Николай Максимычев (из последнего интервью):
- Меня всегда завораживал ночной город, вечернее освещение. Но как это сделать? Трудно передать свое впечатление. Тут даже не зрительная память помогает, а эмоциональная - берешь не с натуры, а внутри себя.
- Какой ваш любимый цвет?
- Синий, красный, желтый… да вся палитра! А без белил вообще нельзя писать.
- Как вы стали художником?
- Я ходил в Дом пионеров – это кружки всякие: авиамодельный, судостроительный, даже в танцевальный попал. А последним был кружок по рисованию. Как раз седьмой класс заканчивался, и я сказал преподавателю, что хочу поступать в училище. Она говорит – что ж ты раньше не сказал? Давай я тебя хоть немного подготовлю. И я пошел в училище в 14 лет. Сам не ожидал, что так сразу поступлю. Но я с детства рисовал. У меня рекомендательная характеристика, которую дали из школы, была: все стены, все парты изрисованы его рукой.

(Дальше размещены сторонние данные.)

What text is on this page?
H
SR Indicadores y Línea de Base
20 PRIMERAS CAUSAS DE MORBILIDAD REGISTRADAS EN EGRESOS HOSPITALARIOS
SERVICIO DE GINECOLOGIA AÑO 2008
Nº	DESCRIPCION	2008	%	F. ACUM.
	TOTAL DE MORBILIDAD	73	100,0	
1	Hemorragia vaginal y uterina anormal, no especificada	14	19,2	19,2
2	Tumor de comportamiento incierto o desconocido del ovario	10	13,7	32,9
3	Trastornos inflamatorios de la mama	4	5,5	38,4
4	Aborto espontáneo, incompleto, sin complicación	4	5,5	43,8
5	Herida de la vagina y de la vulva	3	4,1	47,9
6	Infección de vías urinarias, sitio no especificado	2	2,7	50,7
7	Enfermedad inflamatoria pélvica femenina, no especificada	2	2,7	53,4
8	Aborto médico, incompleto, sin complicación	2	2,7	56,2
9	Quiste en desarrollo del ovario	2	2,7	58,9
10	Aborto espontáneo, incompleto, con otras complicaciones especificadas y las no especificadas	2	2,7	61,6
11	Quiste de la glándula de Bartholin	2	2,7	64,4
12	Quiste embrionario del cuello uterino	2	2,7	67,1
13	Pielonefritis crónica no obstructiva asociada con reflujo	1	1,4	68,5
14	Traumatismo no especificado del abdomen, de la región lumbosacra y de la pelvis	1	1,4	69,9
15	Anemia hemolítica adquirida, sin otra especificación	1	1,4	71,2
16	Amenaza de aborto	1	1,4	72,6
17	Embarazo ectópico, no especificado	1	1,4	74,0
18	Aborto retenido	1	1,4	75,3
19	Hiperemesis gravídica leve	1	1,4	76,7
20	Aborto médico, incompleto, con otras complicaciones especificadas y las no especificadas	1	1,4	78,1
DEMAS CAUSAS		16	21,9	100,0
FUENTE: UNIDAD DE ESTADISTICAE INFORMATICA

- А вы верите во вдохновение?
- Да, конечно. Оно бывает незаметно: начинаешь вроде как-то спокойно и даже нехотя, а потом через некоторое время забываешь, что ты рисуешь и только смотришь на часы – часа два-полтора уже пролетело.
- Вы много работаете?
- Стараюсь каждый день. У меня же больше другого нет. Я ни огородом не занимаюсь, ни дом не строю, дочка уже выросла – только живопись.

Андрей Федоров:
«Я видел Николая 14 апреля. За несколько дней до этого он как раз оклемался после очередного «бодуна». У него был посетитель, купивший «гонконг». Пришла Людмила (жена Максимычева), мы поболтали о чем-то, и они отправились в кассу «Новой галереи» за дожидавшимся их там гонораром. Про посетителя Коля жене ничего не сказал… К вечеру он вернулся в мастерскую и сильно запил с налетевшими как мухи на мед «друзьями».
Почему-то в последнее время меня часто волнует это демоническое появление «друзей» в самый драматический момент жизни человека. Это случилось и с моим отцом перед инфарктом, и с Кожаевым, и с Савиновым перед их смертью. Естественно, можно сказать – сам виноват, никто не вливал насильно. Но это не то. Здесь, я в этом убежден, все гораздо сложнее. Многие знают этих и им подобных «друзей». С ними почему-то ничего не происходит. Может быть, нервы у них как канаты, или сердце из нейлона, или печень резиновая… А ведь догадываются, что человеку нельзя пить – может погибнуть…
Николай умер 19 апреля. Пришел умирать утром домой. Людмила рассказала, что последними словами были: «Люся… меня отравили…»
Он не дожил месяц до своего 65-летия».